Everett's retirement sets in play openings on both Armed Services and the HPSCI. He is ranking member of the House Armed Services strategic forces subcommittee, where Thornberry also serves. If Thornberry does not become the HASC's ranking member, he would have a good shot at becoming ranking member of the strategic forces subcommittee. He would be helped by the strong influence of intelligence issues (such as classified satellites) on the nuclear and space issues with which the subcommittee grapples.

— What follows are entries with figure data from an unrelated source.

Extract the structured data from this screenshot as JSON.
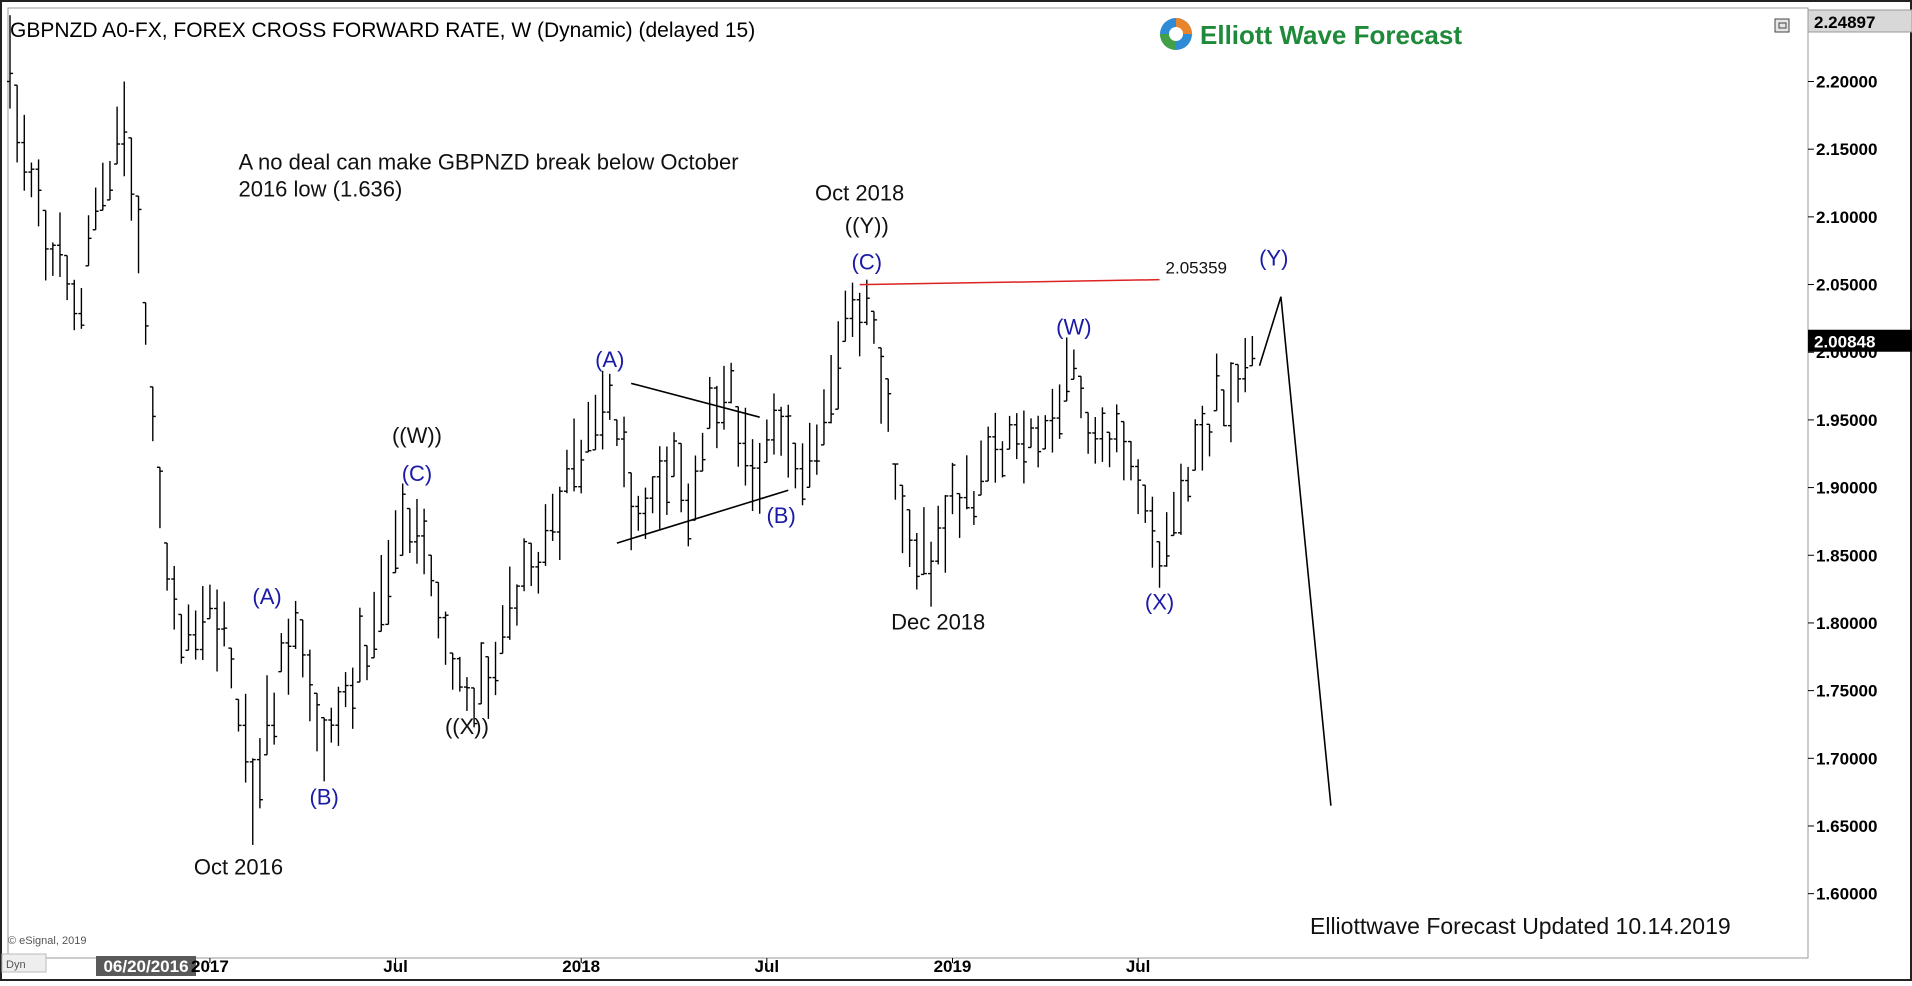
{
  "window": {
    "title": "GBPNZD A0-FX, FOREX CROSS FORWARD RATE, W (Dynamic) (delayed 15)",
    "logo_text": "Elliott Wave Forecast",
    "copyright": "© eSignal, 2019",
    "corner_label": "Dyn",
    "footer": "Elliottwave Forecast Updated 10.14.2019"
  },
  "chart_data": {
    "type": "bar",
    "title": "GBPNZD A0-FX, FOREX CROSS FORWARD RATE, W (Dynamic) (delayed 15)",
    "ylim": [
      1.55,
      2.25
    ],
    "y_ticks": [
      "2.20000",
      "2.15000",
      "2.10000",
      "2.05000",
      "2.00000",
      "1.95000",
      "1.90000",
      "1.85000",
      "1.80000",
      "1.75000",
      "1.70000",
      "1.65000",
      "1.60000"
    ],
    "y_tick_values": [
      2.2,
      2.15,
      2.1,
      2.05,
      2.0,
      1.95,
      1.9,
      1.85,
      1.8,
      1.75,
      1.7,
      1.65,
      1.6
    ],
    "x_ticks": [
      {
        "label": "06/20/2016",
        "week": 0,
        "highlight": true
      },
      {
        "label": "2017",
        "week": 28
      },
      {
        "label": "Jul",
        "week": 54
      },
      {
        "label": "2018",
        "week": 80
      },
      {
        "label": "Jul",
        "week": 106
      },
      {
        "label": "2019",
        "week": 132
      },
      {
        "label": "Jul",
        "week": 158
      }
    ],
    "price_markers": [
      {
        "label": "2.24897",
        "value": 2.24897,
        "style": "top"
      },
      {
        "label": "2.00848",
        "value": 2.00848,
        "style": "last"
      }
    ],
    "anchors": [
      {
        "week": 0,
        "value": 2.2
      },
      {
        "week": 5,
        "value": 2.09
      },
      {
        "week": 10,
        "value": 2.04
      },
      {
        "week": 16,
        "value": 2.19
      },
      {
        "week": 19,
        "value": 2.02
      },
      {
        "week": 21,
        "value": 1.89
      },
      {
        "week": 24,
        "value": 1.78
      },
      {
        "week": 27,
        "value": 1.81
      },
      {
        "week": 30,
        "value": 1.8
      },
      {
        "week": 34,
        "value": 1.67
      },
      {
        "week": 38,
        "value": 1.77
      },
      {
        "week": 41,
        "value": 1.79
      },
      {
        "week": 44,
        "value": 1.71
      },
      {
        "week": 48,
        "value": 1.76
      },
      {
        "week": 52,
        "value": 1.81
      },
      {
        "week": 56,
        "value": 1.88
      },
      {
        "week": 59,
        "value": 1.84
      },
      {
        "week": 62,
        "value": 1.78
      },
      {
        "week": 64,
        "value": 1.74
      },
      {
        "week": 67,
        "value": 1.76
      },
      {
        "week": 71,
        "value": 1.82
      },
      {
        "week": 75,
        "value": 1.86
      },
      {
        "week": 78,
        "value": 1.9
      },
      {
        "week": 82,
        "value": 1.95
      },
      {
        "week": 84,
        "value": 1.97
      },
      {
        "week": 87,
        "value": 1.9
      },
      {
        "week": 89,
        "value": 1.88
      },
      {
        "week": 92,
        "value": 1.92
      },
      {
        "week": 95,
        "value": 1.89
      },
      {
        "week": 98,
        "value": 1.95
      },
      {
        "week": 101,
        "value": 1.96
      },
      {
        "week": 104,
        "value": 1.91
      },
      {
        "week": 107,
        "value": 1.94
      },
      {
        "week": 109,
        "value": 1.93
      },
      {
        "week": 112,
        "value": 1.92
      },
      {
        "week": 114,
        "value": 1.96
      },
      {
        "week": 117,
        "value": 2.02
      },
      {
        "week": 120,
        "value": 2.04
      },
      {
        "week": 122,
        "value": 1.98
      },
      {
        "week": 125,
        "value": 1.88
      },
      {
        "week": 127,
        "value": 1.84
      },
      {
        "week": 129,
        "value": 1.85
      },
      {
        "week": 132,
        "value": 1.89
      },
      {
        "week": 135,
        "value": 1.9
      },
      {
        "week": 138,
        "value": 1.92
      },
      {
        "week": 141,
        "value": 1.94
      },
      {
        "week": 144,
        "value": 1.94
      },
      {
        "week": 147,
        "value": 1.96
      },
      {
        "week": 149,
        "value": 1.99
      },
      {
        "week": 152,
        "value": 1.94
      },
      {
        "week": 155,
        "value": 1.93
      },
      {
        "week": 158,
        "value": 1.89
      },
      {
        "week": 161,
        "value": 1.85
      },
      {
        "week": 163,
        "value": 1.87
      },
      {
        "week": 166,
        "value": 1.92
      },
      {
        "week": 169,
        "value": 1.96
      },
      {
        "week": 171,
        "value": 1.98
      },
      {
        "week": 174,
        "value": 2.0
      }
    ],
    "extremes": [
      {
        "week": 0,
        "high": 2.249,
        "low": 2.18
      },
      {
        "week": 16,
        "high": 2.2,
        "low": 2.13
      },
      {
        "week": 21,
        "high": 1.915,
        "low": 1.87
      },
      {
        "week": 34,
        "high": 1.7,
        "low": 1.636
      },
      {
        "week": 44,
        "high": 1.73,
        "low": 1.683
      },
      {
        "week": 64,
        "high": 1.76,
        "low": 1.735
      },
      {
        "week": 84,
        "high": 1.984,
        "low": 1.95
      },
      {
        "week": 89,
        "high": 1.9,
        "low": 1.862
      },
      {
        "week": 120,
        "high": 2.0536,
        "low": 2.02
      },
      {
        "week": 129,
        "high": 1.86,
        "low": 1.812
      },
      {
        "week": 149,
        "high": 2.002,
        "low": 1.98
      },
      {
        "week": 161,
        "high": 1.86,
        "low": 1.826
      },
      {
        "week": 174,
        "high": 2.012,
        "low": 1.99
      }
    ],
    "lines": [
      {
        "name": "triangle-upper",
        "color": "#000000",
        "points": [
          [
            87,
            1.977
          ],
          [
            105,
            1.952
          ]
        ]
      },
      {
        "name": "triangle-lower",
        "color": "#000000",
        "points": [
          [
            85,
            1.859
          ],
          [
            109,
            1.898
          ]
        ]
      },
      {
        "name": "resistance-line",
        "color": "#dd2222",
        "points": [
          [
            119,
            2.0499
          ],
          [
            161,
            2.0536
          ]
        ],
        "label": "2.05359"
      },
      {
        "name": "projection-path",
        "color": "#000000",
        "points": [
          [
            175,
            1.99
          ],
          [
            178,
            2.041
          ],
          [
            185,
            1.665
          ]
        ]
      }
    ],
    "wave_labels": [
      {
        "text": "(A)",
        "week": 36,
        "value": 1.814,
        "color": "blue"
      },
      {
        "text": "(B)",
        "week": 44,
        "value": 1.666,
        "color": "blue"
      },
      {
        "text": "((W))",
        "week": 57,
        "value": 1.933,
        "color": "black"
      },
      {
        "text": "(C)",
        "week": 57,
        "value": 1.905,
        "color": "blue"
      },
      {
        "text": "((X))",
        "week": 64,
        "value": 1.718,
        "color": "black"
      },
      {
        "text": "(A)",
        "week": 84,
        "value": 1.989,
        "color": "blue"
      },
      {
        "text": "(B)",
        "week": 108,
        "value": 1.874,
        "color": "blue"
      },
      {
        "text": "((Y))",
        "week": 120,
        "value": 2.088,
        "color": "black"
      },
      {
        "text": "(C)",
        "week": 120,
        "value": 2.061,
        "color": "blue"
      },
      {
        "text": "(W)",
        "week": 149,
        "value": 2.013,
        "color": "blue"
      },
      {
        "text": "(X)",
        "week": 161,
        "value": 1.81,
        "color": "blue"
      },
      {
        "text": "(Y)",
        "week": 177,
        "value": 2.064,
        "color": "blue"
      }
    ],
    "annotations": [
      {
        "text": "Oct 2016",
        "week": 32,
        "value": 1.614,
        "anchor": "middle"
      },
      {
        "text": "Oct 2018",
        "week": 119,
        "value": 2.112,
        "anchor": "middle"
      },
      {
        "text": "Dec 2018",
        "week": 130,
        "value": 1.795,
        "anchor": "middle"
      },
      {
        "text": "A no deal can make GBPNZD break below October",
        "week": 32,
        "value": 2.135,
        "anchor": "start"
      },
      {
        "text": "2016 low (1.636)",
        "week": 32,
        "value": 2.115,
        "anchor": "start"
      }
    ]
  }
}
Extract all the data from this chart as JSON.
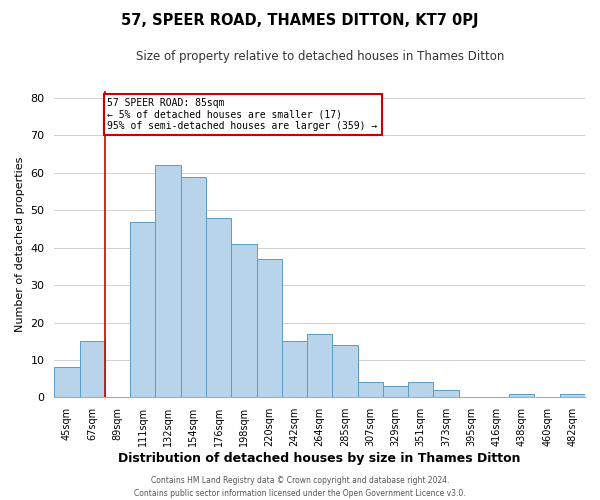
{
  "title": "57, SPEER ROAD, THAMES DITTON, KT7 0PJ",
  "subtitle": "Size of property relative to detached houses in Thames Ditton",
  "xlabel": "Distribution of detached houses by size in Thames Ditton",
  "ylabel": "Number of detached properties",
  "bin_labels": [
    "45sqm",
    "67sqm",
    "89sqm",
    "111sqm",
    "132sqm",
    "154sqm",
    "176sqm",
    "198sqm",
    "220sqm",
    "242sqm",
    "264sqm",
    "285sqm",
    "307sqm",
    "329sqm",
    "351sqm",
    "373sqm",
    "395sqm",
    "416sqm",
    "438sqm",
    "460sqm",
    "482sqm"
  ],
  "bar_heights": [
    8,
    15,
    0,
    47,
    62,
    59,
    48,
    41,
    37,
    15,
    17,
    14,
    4,
    3,
    4,
    2,
    0,
    0,
    1,
    0,
    1
  ],
  "bar_color": "#b8d4ea",
  "bar_edge_color": "#5a9cc5",
  "vline_x_idx": 2,
  "vline_color": "#cc0000",
  "annotation_title": "57 SPEER ROAD: 85sqm",
  "annotation_line1": "← 5% of detached houses are smaller (17)",
  "annotation_line2": "95% of semi-detached houses are larger (359) →",
  "annotation_box_color": "#ffffff",
  "annotation_box_edge": "#cc0000",
  "ylim": [
    0,
    82
  ],
  "yticks": [
    0,
    10,
    20,
    30,
    40,
    50,
    60,
    70,
    80
  ],
  "footer1": "Contains HM Land Registry data © Crown copyright and database right 2024.",
  "footer2": "Contains public sector information licensed under the Open Government Licence v3.0."
}
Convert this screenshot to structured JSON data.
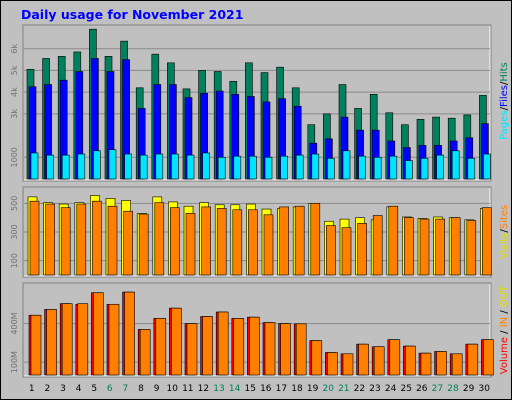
{
  "chart_data": [
    {
      "type": "bar",
      "title": "Daily usage for November 2021",
      "categories": [
        "1",
        "2",
        "3",
        "4",
        "5",
        "6",
        "7",
        "8",
        "9",
        "10",
        "11",
        "12",
        "13",
        "14",
        "15",
        "16",
        "17",
        "18",
        "19",
        "20",
        "21",
        "22",
        "23",
        "24",
        "25",
        "26",
        "27",
        "28",
        "29",
        "30"
      ],
      "weekend_days": [
        "6",
        "7",
        "13",
        "14",
        "20",
        "21",
        "27",
        "28"
      ],
      "ylim": [
        0,
        7000
      ],
      "y_ticks": [
        {
          "label": "1000",
          "value": 1000
        },
        {
          "label": "3k",
          "value": 3000
        },
        {
          "label": "4k",
          "value": 4000
        },
        {
          "label": "5k",
          "value": 5000
        },
        {
          "label": "6k",
          "value": 6000
        }
      ],
      "series": [
        {
          "name": "Hits",
          "color": "#00805c",
          "values": [
            5050,
            5550,
            5650,
            5850,
            6900,
            5650,
            6350,
            4200,
            5750,
            5350,
            4150,
            5000,
            4950,
            4500,
            5350,
            4900,
            5150,
            4200,
            2500,
            3000,
            4350,
            3250,
            3900,
            3050,
            2500,
            2750,
            2850,
            2800,
            2950,
            3850
          ]
        },
        {
          "name": "Files",
          "color": "#0000ff",
          "values": [
            4250,
            4350,
            4550,
            4950,
            5550,
            4950,
            5500,
            3250,
            4350,
            4350,
            3750,
            3950,
            4050,
            3900,
            3800,
            3550,
            3700,
            3350,
            1650,
            1850,
            2850,
            2250,
            2250,
            1750,
            1450,
            1550,
            1550,
            1750,
            1900,
            2550
          ]
        },
        {
          "name": "Pages",
          "color": "#00e4ff",
          "values": [
            1200,
            1100,
            1100,
            1150,
            1300,
            1350,
            1150,
            1100,
            1150,
            1150,
            1100,
            1200,
            1000,
            1050,
            1050,
            1000,
            1050,
            1100,
            1150,
            950,
            1300,
            1050,
            1000,
            1050,
            850,
            950,
            1100,
            1300,
            950,
            1150
          ]
        }
      ],
      "legend": "Pages / Files / Hits"
    },
    {
      "type": "bar",
      "categories": [
        "1",
        "2",
        "3",
        "4",
        "5",
        "6",
        "7",
        "8",
        "9",
        "10",
        "11",
        "12",
        "13",
        "14",
        "15",
        "16",
        "17",
        "18",
        "19",
        "20",
        "21",
        "22",
        "23",
        "24",
        "25",
        "26",
        "27",
        "28",
        "29",
        "30"
      ],
      "ylim": [
        0,
        600
      ],
      "y_ticks": [
        {
          "label": "100",
          "value": 100
        },
        {
          "label": "300",
          "value": 300
        },
        {
          "label": "500",
          "value": 500
        }
      ],
      "series": [
        {
          "name": "Visits",
          "color": "#ffff00",
          "values": [
            545,
            505,
            495,
            505,
            555,
            535,
            520,
            430,
            545,
            510,
            480,
            505,
            490,
            490,
            495,
            460,
            465,
            475,
            500,
            375,
            390,
            400,
            385,
            475,
            405,
            395,
            405,
            400,
            385,
            465
          ]
        },
        {
          "name": "Sites",
          "color": "#ff8000",
          "values": [
            515,
            495,
            470,
            495,
            515,
            480,
            445,
            425,
            505,
            470,
            430,
            475,
            465,
            455,
            455,
            420,
            475,
            480,
            500,
            345,
            330,
            360,
            415,
            480,
            400,
            390,
            390,
            400,
            380,
            470
          ]
        }
      ],
      "legend": "Visits / Sites"
    },
    {
      "type": "bar",
      "categories": [
        "1",
        "2",
        "3",
        "4",
        "5",
        "6",
        "7",
        "8",
        "9",
        "10",
        "11",
        "12",
        "13",
        "14",
        "15",
        "16",
        "17",
        "18",
        "19",
        "20",
        "21",
        "22",
        "23",
        "24",
        "25",
        "26",
        "27",
        "28",
        "29",
        "30"
      ],
      "ylim": [
        0,
        700
      ],
      "y_ticks": [
        {
          "label": "100M",
          "value": 100
        },
        {
          "label": "400M",
          "value": 400
        }
      ],
      "series": [
        {
          "name": "IN",
          "color": "#ff8000",
          "values": [
            465,
            510,
            555,
            555,
            640,
            550,
            645,
            355,
            440,
            520,
            400,
            455,
            490,
            440,
            450,
            408,
            400,
            398,
            268,
            175,
            165,
            240,
            220,
            275,
            225,
            170,
            183,
            165,
            240,
            275
          ]
        },
        {
          "name": "OUT",
          "color": "#ffff00",
          "values": [
            0,
            0,
            0,
            0,
            0,
            0,
            0,
            0,
            0,
            0,
            0,
            0,
            0,
            0,
            0,
            0,
            0,
            0,
            0,
            0,
            0,
            0,
            0,
            0,
            0,
            0,
            0,
            0,
            0,
            0
          ]
        },
        {
          "name": "Volume",
          "color": "#ff0000",
          "values": [
            465,
            510,
            555,
            550,
            640,
            550,
            645,
            355,
            440,
            520,
            400,
            455,
            490,
            440,
            450,
            408,
            400,
            398,
            268,
            175,
            165,
            240,
            220,
            275,
            225,
            170,
            183,
            165,
            240,
            275
          ]
        }
      ],
      "legend": "Volume / IN / OUT"
    }
  ]
}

Thornberry would have at least one opponent should he try for ranking member on strategic forces, Rep. Trent Franks, (R-Ariz.). Franks, who has publicly discussed his intent to become ranking member on strategic forces, is a passionate Reagan Republican. He made missile defense his signature issue this session in the House. However, Franks has little seniority and would have to have luck on his side to move so far up on the committee ladder. He is also not known for his skills at compromise and that could hurt him. That said, Franks does have supporters on the committee and has worked hard at mastering the complex political and technical issues surrounding missile defense.

The airland subcommittee ranking spot that Saxton is vacating is most likely to go to Rep. Roscoe Bartlett (R-Md.), who will be second only to McHugh in committee seniority.